Most of this article reads like an unedited press release from the American DeForest Wireless Telegraph Company, and like most of President Abraham White's pronouncements, it includes a large number of exaggerations. Although it is true that the U.S. Navy had awarded the company a contract to build stations, there had not actually been any competitive trials. Also, the secrecy claim, that the transmissions would be sent "without the possibility of their messages being picked up or stolen", was completely false.
According to Captain Linwood S. Howeth's 1963 book, "History of Communications-Electronics in the United States Navy", this was also the last time the Navy ever contracted with American DeForest, or its successor, United Wireless, to purchase equipment.
The Electrical Age, July, 1904, page 41:
Wireless Telegraphy for the Navy
ADMIRAL MANNEY, chief of the Naval Equipment Bureau, recently entered into agreement with Abraham White, president of the American De Forest Wireless Telegraph Company, for the acquisition by the navy of five of the longest wireless telegraph circuits in the world up to this date, two of them being more than 1000 miles in length.

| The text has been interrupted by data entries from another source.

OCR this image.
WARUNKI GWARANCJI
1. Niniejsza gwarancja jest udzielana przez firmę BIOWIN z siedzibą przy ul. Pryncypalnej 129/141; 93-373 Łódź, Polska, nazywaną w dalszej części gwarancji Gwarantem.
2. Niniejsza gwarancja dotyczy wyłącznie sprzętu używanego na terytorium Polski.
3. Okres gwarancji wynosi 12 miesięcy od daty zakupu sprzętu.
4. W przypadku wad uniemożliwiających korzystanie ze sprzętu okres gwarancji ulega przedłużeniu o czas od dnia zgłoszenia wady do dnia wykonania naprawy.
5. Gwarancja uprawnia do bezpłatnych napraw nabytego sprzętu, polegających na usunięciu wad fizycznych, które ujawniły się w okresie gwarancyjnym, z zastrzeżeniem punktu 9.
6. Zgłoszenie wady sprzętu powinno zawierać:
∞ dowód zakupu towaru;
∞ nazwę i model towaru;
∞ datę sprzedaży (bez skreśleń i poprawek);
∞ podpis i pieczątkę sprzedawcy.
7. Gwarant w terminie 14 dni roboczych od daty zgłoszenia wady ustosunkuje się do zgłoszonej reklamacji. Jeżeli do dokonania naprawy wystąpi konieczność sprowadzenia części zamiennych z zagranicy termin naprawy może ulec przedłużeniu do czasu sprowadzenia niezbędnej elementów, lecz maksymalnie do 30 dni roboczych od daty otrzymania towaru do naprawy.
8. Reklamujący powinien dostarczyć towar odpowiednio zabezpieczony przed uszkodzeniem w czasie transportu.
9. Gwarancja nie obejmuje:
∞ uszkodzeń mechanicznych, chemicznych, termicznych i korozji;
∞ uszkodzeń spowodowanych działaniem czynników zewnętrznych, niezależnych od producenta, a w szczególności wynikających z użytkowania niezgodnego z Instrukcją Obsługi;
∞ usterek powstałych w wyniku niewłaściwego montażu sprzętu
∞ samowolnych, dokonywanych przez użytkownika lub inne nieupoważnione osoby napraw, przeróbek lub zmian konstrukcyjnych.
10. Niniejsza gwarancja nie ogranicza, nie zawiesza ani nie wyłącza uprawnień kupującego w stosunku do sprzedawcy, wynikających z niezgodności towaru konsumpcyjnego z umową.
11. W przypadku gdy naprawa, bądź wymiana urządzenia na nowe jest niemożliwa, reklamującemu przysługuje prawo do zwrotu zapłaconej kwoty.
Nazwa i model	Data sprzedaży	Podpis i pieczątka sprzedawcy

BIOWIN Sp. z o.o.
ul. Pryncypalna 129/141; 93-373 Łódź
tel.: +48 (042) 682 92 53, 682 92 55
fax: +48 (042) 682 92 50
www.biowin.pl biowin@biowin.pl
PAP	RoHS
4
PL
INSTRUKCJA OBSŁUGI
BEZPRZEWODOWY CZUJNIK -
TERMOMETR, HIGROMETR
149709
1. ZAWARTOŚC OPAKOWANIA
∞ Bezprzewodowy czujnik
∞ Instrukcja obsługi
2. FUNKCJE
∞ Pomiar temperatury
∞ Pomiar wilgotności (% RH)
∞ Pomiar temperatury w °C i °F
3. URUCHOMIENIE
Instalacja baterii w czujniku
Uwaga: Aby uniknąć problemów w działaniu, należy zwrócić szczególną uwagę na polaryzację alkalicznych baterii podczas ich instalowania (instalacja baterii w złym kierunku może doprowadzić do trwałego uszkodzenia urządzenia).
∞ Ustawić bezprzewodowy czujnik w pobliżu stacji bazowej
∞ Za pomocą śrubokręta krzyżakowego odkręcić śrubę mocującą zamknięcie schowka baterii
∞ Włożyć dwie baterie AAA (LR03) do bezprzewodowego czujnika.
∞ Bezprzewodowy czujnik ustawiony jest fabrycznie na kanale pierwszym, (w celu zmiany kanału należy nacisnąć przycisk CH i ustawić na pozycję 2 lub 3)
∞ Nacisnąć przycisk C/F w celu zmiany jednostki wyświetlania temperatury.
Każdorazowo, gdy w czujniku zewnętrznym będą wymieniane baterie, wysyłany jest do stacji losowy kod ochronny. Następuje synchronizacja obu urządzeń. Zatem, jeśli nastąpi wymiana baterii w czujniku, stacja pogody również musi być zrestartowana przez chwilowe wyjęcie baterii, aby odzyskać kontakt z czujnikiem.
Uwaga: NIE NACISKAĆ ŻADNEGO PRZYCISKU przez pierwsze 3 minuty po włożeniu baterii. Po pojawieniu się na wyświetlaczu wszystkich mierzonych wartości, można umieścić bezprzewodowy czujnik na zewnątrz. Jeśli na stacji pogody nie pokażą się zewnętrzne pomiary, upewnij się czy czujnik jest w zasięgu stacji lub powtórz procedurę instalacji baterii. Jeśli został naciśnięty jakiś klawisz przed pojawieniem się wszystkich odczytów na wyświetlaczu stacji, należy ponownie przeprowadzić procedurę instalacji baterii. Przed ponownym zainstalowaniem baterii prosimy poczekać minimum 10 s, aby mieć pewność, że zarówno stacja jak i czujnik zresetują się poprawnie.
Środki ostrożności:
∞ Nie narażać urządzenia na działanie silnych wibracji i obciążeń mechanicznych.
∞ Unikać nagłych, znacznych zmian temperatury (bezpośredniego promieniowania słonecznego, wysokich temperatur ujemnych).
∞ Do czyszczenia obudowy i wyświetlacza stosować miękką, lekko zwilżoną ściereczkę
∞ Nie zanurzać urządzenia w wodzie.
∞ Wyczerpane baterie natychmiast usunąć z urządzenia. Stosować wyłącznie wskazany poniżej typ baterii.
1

The navy has felt keenly the necessity of a wireless connection between its naval bases at Guantanamo, Culebra and Key West, realizing that in the event of hostility with a foreign power the existing cable system would be the first point of attack. The necessity of protecting the canal zone has enlarged the problem of finding a secondary means for communication, and the general board has learned a lesson from the isolation of Port Arthur in the present war.
Therefore, some time ago, the equipment bureau began a series of competitive tests under the immediate direction of Lieutenant Commander Jayne, and the result was the arrangement to-day between Admiral Manney and Mr. White to sign a contract for the supply to the Government of wireless instruments guaranteed to maintain trustworthy service on these circuits:--Key West to Panama, 1000 miles; Porto Rico to Key West, 1000 miles; South Cuban coast to Panama, 720 miles; Pensacola to Key West, 450 miles; South Cuba to Porto Rico, 600 miles.
The service proposed is exceptional, in that the wireless currents must traverse not only the ocean, but leap over islands, such as Cuba and Hayti, and in the latter case, and perhaps in others, run a risk of crossing currents set up by apparatus on islands not a part of the United States. The contracting company assumes full responsibility for the working of the system in such cases.
On its part the Government agrees to operate in harmony with such stations and vessels as now use the De Forest system, and this is said to extend to Panama. The Government's instruments will be attuned to harmonize with those of the company to prevent interference. The navy will have the company's key, so the two may work interchangeably without the possibility of their messages being picked up or stolen, or suppressed by vessels or stations equipped with other kinds of apparatus. The enormous value of wireless telegraphy in naval operations, as revealed by Admiral Toga's last exploit off Port Arthur, hastened the action of the Navy Department in closing this contract.